2. Description of the Prior Art
The development of hardware and software technology in the last few years has led, to an increasing extent, to multiprocessor systems that are used in data processing systems for an increase of the system capacity. Multiprocessor systems of this type use a system bus for the coupling of several processing units with one common main memory. Apart from the low costs, such a system bus has the advantage that, as a standardized transmission medium, it must merely be developed once and can be expanded in capacity and function via the connection of additional, also different processing units in a relatively simple fashion.
Due to the high data traffic between the processing units and the main memory, the requirements of the system bus are very high. The average data access time in the system is determined by the access time of the main memory and the capacity of the system bus. Due to the relatively long access time of the main memory, despite increasing integration and speed of the available memory modules, an output that is sufficiently high in multiprocessor systems can only be achieved with assistance of the private cache memories respectively assigned to the individual processing units.

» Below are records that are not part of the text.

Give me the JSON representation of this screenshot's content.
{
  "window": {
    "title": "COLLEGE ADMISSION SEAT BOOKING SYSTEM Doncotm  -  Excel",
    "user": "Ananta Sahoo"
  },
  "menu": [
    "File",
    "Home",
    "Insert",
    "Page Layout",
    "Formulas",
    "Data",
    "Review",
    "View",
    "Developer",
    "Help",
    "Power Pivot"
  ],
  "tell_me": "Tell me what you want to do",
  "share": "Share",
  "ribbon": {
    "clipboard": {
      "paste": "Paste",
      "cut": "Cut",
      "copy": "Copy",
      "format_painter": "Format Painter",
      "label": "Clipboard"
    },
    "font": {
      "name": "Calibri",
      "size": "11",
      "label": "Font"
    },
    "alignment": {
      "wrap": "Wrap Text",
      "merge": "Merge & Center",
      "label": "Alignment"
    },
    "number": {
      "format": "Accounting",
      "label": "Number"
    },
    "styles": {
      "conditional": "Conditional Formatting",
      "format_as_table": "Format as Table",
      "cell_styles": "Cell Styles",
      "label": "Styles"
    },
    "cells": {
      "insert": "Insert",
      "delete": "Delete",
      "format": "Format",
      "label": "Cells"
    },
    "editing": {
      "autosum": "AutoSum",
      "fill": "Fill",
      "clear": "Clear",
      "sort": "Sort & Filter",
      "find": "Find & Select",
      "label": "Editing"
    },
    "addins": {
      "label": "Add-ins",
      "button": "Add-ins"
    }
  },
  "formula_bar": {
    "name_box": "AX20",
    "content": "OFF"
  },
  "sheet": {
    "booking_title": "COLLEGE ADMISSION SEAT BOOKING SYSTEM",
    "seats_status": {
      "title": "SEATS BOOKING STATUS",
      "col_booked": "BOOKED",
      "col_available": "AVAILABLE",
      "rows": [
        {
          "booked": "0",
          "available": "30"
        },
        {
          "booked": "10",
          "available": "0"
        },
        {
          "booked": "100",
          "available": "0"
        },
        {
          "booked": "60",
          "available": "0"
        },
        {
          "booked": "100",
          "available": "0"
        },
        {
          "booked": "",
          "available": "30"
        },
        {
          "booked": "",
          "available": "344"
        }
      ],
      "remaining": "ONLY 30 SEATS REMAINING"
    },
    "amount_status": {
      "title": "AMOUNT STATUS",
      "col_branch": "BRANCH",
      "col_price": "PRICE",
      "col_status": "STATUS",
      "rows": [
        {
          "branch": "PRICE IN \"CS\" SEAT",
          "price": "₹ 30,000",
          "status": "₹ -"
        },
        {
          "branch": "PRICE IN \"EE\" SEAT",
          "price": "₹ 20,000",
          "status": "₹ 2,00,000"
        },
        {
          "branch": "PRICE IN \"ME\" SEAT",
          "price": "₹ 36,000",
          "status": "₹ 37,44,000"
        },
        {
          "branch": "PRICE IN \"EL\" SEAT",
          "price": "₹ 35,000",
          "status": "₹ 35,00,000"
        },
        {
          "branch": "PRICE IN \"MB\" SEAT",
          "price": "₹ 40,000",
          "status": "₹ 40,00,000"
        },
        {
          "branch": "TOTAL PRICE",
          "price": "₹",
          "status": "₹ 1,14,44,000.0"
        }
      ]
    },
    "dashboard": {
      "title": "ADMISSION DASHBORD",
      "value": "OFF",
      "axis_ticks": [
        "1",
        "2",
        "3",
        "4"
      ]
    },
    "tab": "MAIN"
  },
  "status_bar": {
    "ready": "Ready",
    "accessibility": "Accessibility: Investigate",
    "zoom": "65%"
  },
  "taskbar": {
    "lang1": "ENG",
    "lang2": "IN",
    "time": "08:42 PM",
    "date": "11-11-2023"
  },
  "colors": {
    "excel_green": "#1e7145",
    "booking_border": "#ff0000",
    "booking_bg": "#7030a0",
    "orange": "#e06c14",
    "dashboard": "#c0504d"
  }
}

Best suitable for this purpose are copyback caches whereby, contrary to write-through-caches where all write accesses basically also go to the main memory and therefore burden the system bus, data changes are permitted in the cache memory without the main memory having to be brought to the same level.
This results in the necessity of guaranteeing the data consistency in the system, since memory data can be present in the main memory as well as in one or several private cache memories simultaneously. This means that, in the case of each transaction, the current value must be preserved independently from the fact of whether the data have been stored only in the main memory or additionally in one or several cache memories, or they have been modified in the cache memory and still have the current value only in that cache memory.
The responsibility of the cache memory for the correctness of data in the entire system can be recognized from several states which can be assigned to each cache memory entry. They result in the so-called MOESI model which has been applied, for example, in connection with the IEEE Futurebus in the article by Paul Sweazey and Alan Jay Smith, entitled "A Class of Compatible Cache Consistency Protocols and Their Support by the IEEE Futurebus", published 1986 by the IEEE, and whose name derives from the initial letters of the states--Modified, Owned, Exclusive, Shared and Invalid, hence, the MOESI model.
A transaction initiated by a processing unit consists of a sequence of operations on the system bus, for example given a read transaction, first the address and, subsequently, the appertaining data are transmitted. With a simple "non-pipeline" operating mode, whereby merely one address can be transmitted, and then there is waiting for the data, already considerable downtimes at the system bus develop when the access time of the responding subscriber is only slightly larger than zero. These downtimes can be partially used for the transmission of further addresses, in that in the "pipelining" operating mode, the transmitted addresses can be processed in parallel fashion by the receiving subscribers. However, in order to guarantee a clear assignment, the sequence of the data operations is bound to the sequential order of the corresponding address operations. A satisfactory operation of the system bus can be achieved when the access times of the parallel-operating units are approximately equal.
Since in real systems, however, considerable differences may occur in the access times, for example due to disturbances from refresh, in/output accesses, cache memory interventions, etc., and in the transit times due to variously-long paths, the utilization of the system bus is not sufficient to achieve a better average data access time. Moreover, the data consistency monitoring of the private cache memories which is necessary for each assignment of the system bus, naturally requires a certain time, so that the assignment of the system bus for the subsequent transaction can only be started with a corresponding delay.